Eye - 01 May 2015
The love of letters...
The love of letters
‘What an excellent method the Quakers have found
To keep the Society healthy and sound.
There’s a column reserved in the Friend magazine
Where the views of the various readers are seen.
If they have a concern or embrace a belief,
They can write it all down with a sigh of relief,
And feel they have safely accomplished their end
If they see it next Friday in print in the Friend.
‘There are Friends who would like the Society freed
From commitments remotely resembling a creed;
And others next week say they think the reverse,
And protest woolly-mindedness seems to them worse.
There are some whom long sermons in Meeting distress
And others who like the long silences less;
They are sure they can change the Society’s trend
If only their letters appear in the Friend.
‘There are those who enjoin that we enter the strife
Of social reform and political life.
And others reply in a tone of reproof
That a well-concerned Quaker should stand quite aloof.

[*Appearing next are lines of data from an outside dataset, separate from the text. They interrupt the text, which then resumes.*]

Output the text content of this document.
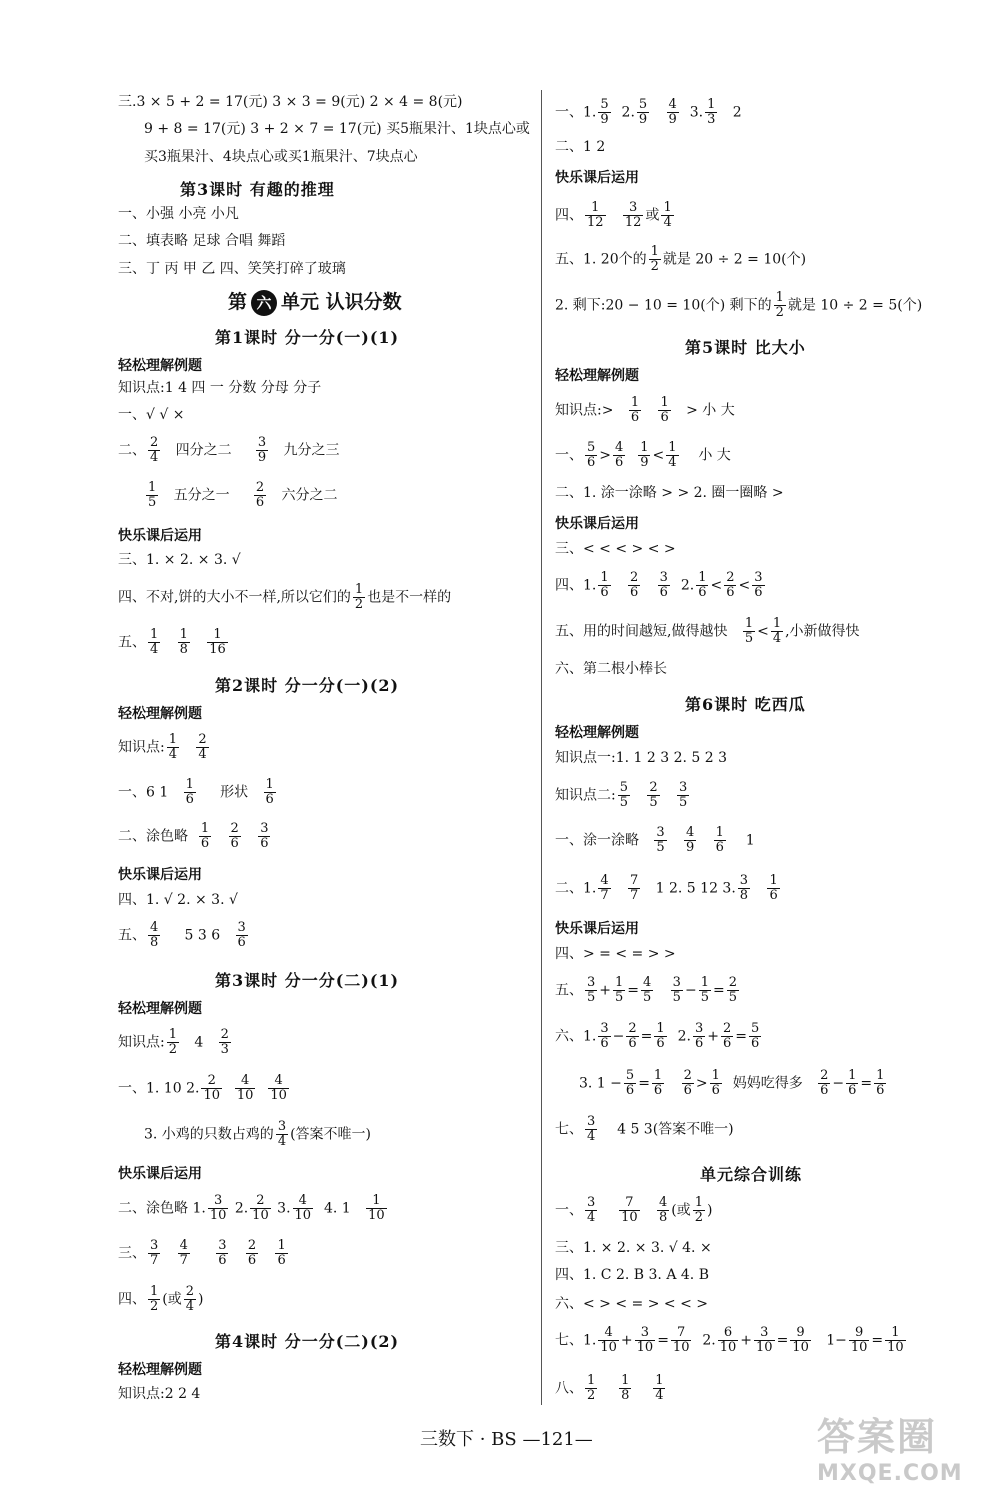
三.3 × 5 + 2 = 17(元) 3 × 3 = 9(元) 2 × 4 = 8(元)
9 + 8 = 17(元) 3 + 2 × 7 = 17(元) 买5瓶果汁、1块点心或
买3瓶果汁、4块点心或买1瓶果汁、7块点心
第3课时 有趣的推理
一、小强 小亮 小凡
二、填表略 足球 合唱 舞蹈
三、丁 丙 甲 乙 四、笑笑打碎了玻璃
第 六 单元 认识分数
第1课时 分一分(一)(1)
轻松理解例题
知识点:1 4 四 一 分数 分母 分子
一、√ √ ×
二、 $\frac{2}{4}$ 四分之二 $\frac{3}{9}$ 九分之三
$\frac{1}{5}$ 五分之一 $\frac{2}{6}$ 六分之二
快乐课后运用
三、1. × 2. × 3. √
四、不对,饼的大小不一样,所以它们的 $\frac{1}{2}$ 也是不一样的
五、 $\frac{1}{4}$
$\frac{1}{8}$
$\frac{1}{16}$
第2课时 分一分(一)(2)
轻松理解例题
知识点: $\frac{1}{4}$
$\frac{2}{4}$
一、6 $1 \frac{1}{6}$ 形状 $\frac{1}{6}$
二、涂色略 $\frac{1}{6}$
$\frac{2}{6}$
$\frac{3}{6}$
快乐课后运用
四、1. √ 2. × 3. √
五、 $\frac{4}{8} 5$ 3 $6 \frac{3}{6}$
第3课时 分一分(二)(1)
轻松理解例题
知识点: $\frac{1}{2} 4 \frac{2}{3}$
一、1. 10 2. $\frac{2}{10}$
$\frac{4}{10}$
$\frac{4}{10}$
3. 小鸡的只数占鸡的 $\frac{3}{4}$ (答案不唯一)
快乐课后运用
二、涂色略 1. $\frac{3}{10} 2$. $\frac{2}{10} 3$. $\frac{4}{10} 4$. $1 \frac{1}{10}$
三、 $\frac{3}{7}$
$\frac{4}{7}$
$\frac{3}{6}$
$\frac{2}{6}$
$\frac{1}{6}$
四、 $\frac{1}{2}$ (或 $\frac{2}{4}$ )
第4课时 分一分(二)(2)
轻松理解例题
知识点:2 2 4
一、1. $\frac{5}{9} 2$. $\frac{5}{9}$
$\frac{4}{9} 3$. $\frac{1}{3} 2$
二、1 2
快乐课后运用
四、 $\frac{1}{12}$
$\frac{3}{12}$ 或 $\frac{1}{4}$
五、1. 20个的 $\frac{1}{2}$ 就是 20 ÷ 2 = 10(个)
2. 剩下:20 − 10 = 10(个) 剩下的 $\frac{1}{2}$ 就是 10 ÷ 2 = 5(个)
第5课时 比大小
轻松理解例题
知识点:> $\frac{1}{6}$
$\frac{1}{6}$ > 小 大
一、 $\frac{5}{6} > \frac{4}{6}$
$\frac{1}{9} < \frac{1}{4}$ 小 大
二、1. 涂一涂略 > > 2. 圈一圈略 >
快乐课后运用
三、< < < > < >
四、1. $\frac{1}{6}$
$\frac{2}{6}$
$\frac{3}{6} 2$. $\frac{1}{6} < \frac{2}{6} < \frac{3}{6}$
五、用的时间越短,做得越快 $\frac{1}{5} < \frac{1}{4}$ ,小新做得快
六、第二根小棒长
第6课时 吃西瓜
轻松理解例题
知识点一:1. 1 2 3 2. 5 2 3
知识点二: $\frac{5}{5}$
$\frac{2}{5}$
$\frac{3}{5}$
一、涂一涂略 $\frac{3}{5}$
$\frac{4}{9}$
$\frac{1}{6} 1$
二、1. $\frac{4}{7}$
$\frac{7}{7} 1$ 2. 5 12 3. $\frac{3}{8}$
$\frac{1}{6}$
快乐课后运用
四、> = < = > >
五、 $\frac{3}{5} + \frac{1}{5} = \frac{4}{5}$
$\frac{3}{5} - \frac{1}{5} = \frac{2}{5}$
六、1. $\frac{3}{6} - \frac{2}{6} = \frac{1}{6} 2$. $\frac{3}{6} + \frac{2}{6} = \frac{5}{6}$
3. $1 - \frac{5}{6} = \frac{1}{6}$
$\frac{2}{6} > \frac{1}{6}$ 妈妈吃得多 $\frac{2}{6} - \frac{1}{6} = \frac{1}{6}$
七、 $\frac{3}{4} 4$ 5 3(答案不唯一)
单元综合训练
一、 $\frac{3}{4}$
$\frac{7}{10}$
$\frac{4}{8}$ (或 $\frac{1}{2}$ )
三、1. × 2. × 3. √ 4. ×
四、1. C 2. B 3. A 4. B
六、< > < = > < < >
七、1. $\frac{4}{10} + \frac{3}{10} = \frac{7}{10} 2$. $\frac{6}{10} + \frac{3}{10} = \frac{9}{10} 1- \frac{9}{10} = \frac{1}{10}$
八、 $\frac{1}{2}$
$\frac{1}{8}$
$\frac{1}{4}$
三数下 · BS —121—	答案圈
MXQE.COM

There are some who abjure the consumption of meat
And would give us raw carrots and onions to eat.
And all of the writers are sure they can bend
The views of the rest, if they write to the Friend.
‘There’s a Friend who insists we’ll be left in the lurch
If we don’t join the one ecumenical church;
And another rejoins that he strongly objects
If the Quakers consort with unQuakerly sects.
There are some who say motoring’s clearly a crime,
And others approve, if it saves Quaker time.
And they all think their brethren their ways will amend
If a letter of protest appears in the Friend.
‘The editor often – long-suffering Peet –
Assures them their letters, if short, will be sweet.
And sometimes they find their epistles in spots
Have become interspersed with a neat row of dots.
Then in sheer desperation he adds: “Hold your peace;
It is time for the vain correspondence to cease.”
But it’s all to no purpose; they don’t cease to send
Long letters expressing their views to the Friend.’
Whilst leafing through archives of the Friend recently Graham Gosling, of Bury St Edmunds Meeting, unearthed these verses. They were published on 25 January 1946 and were sung as part of an entertainment at the annual meeting of the Birmingham Friends Reading Society.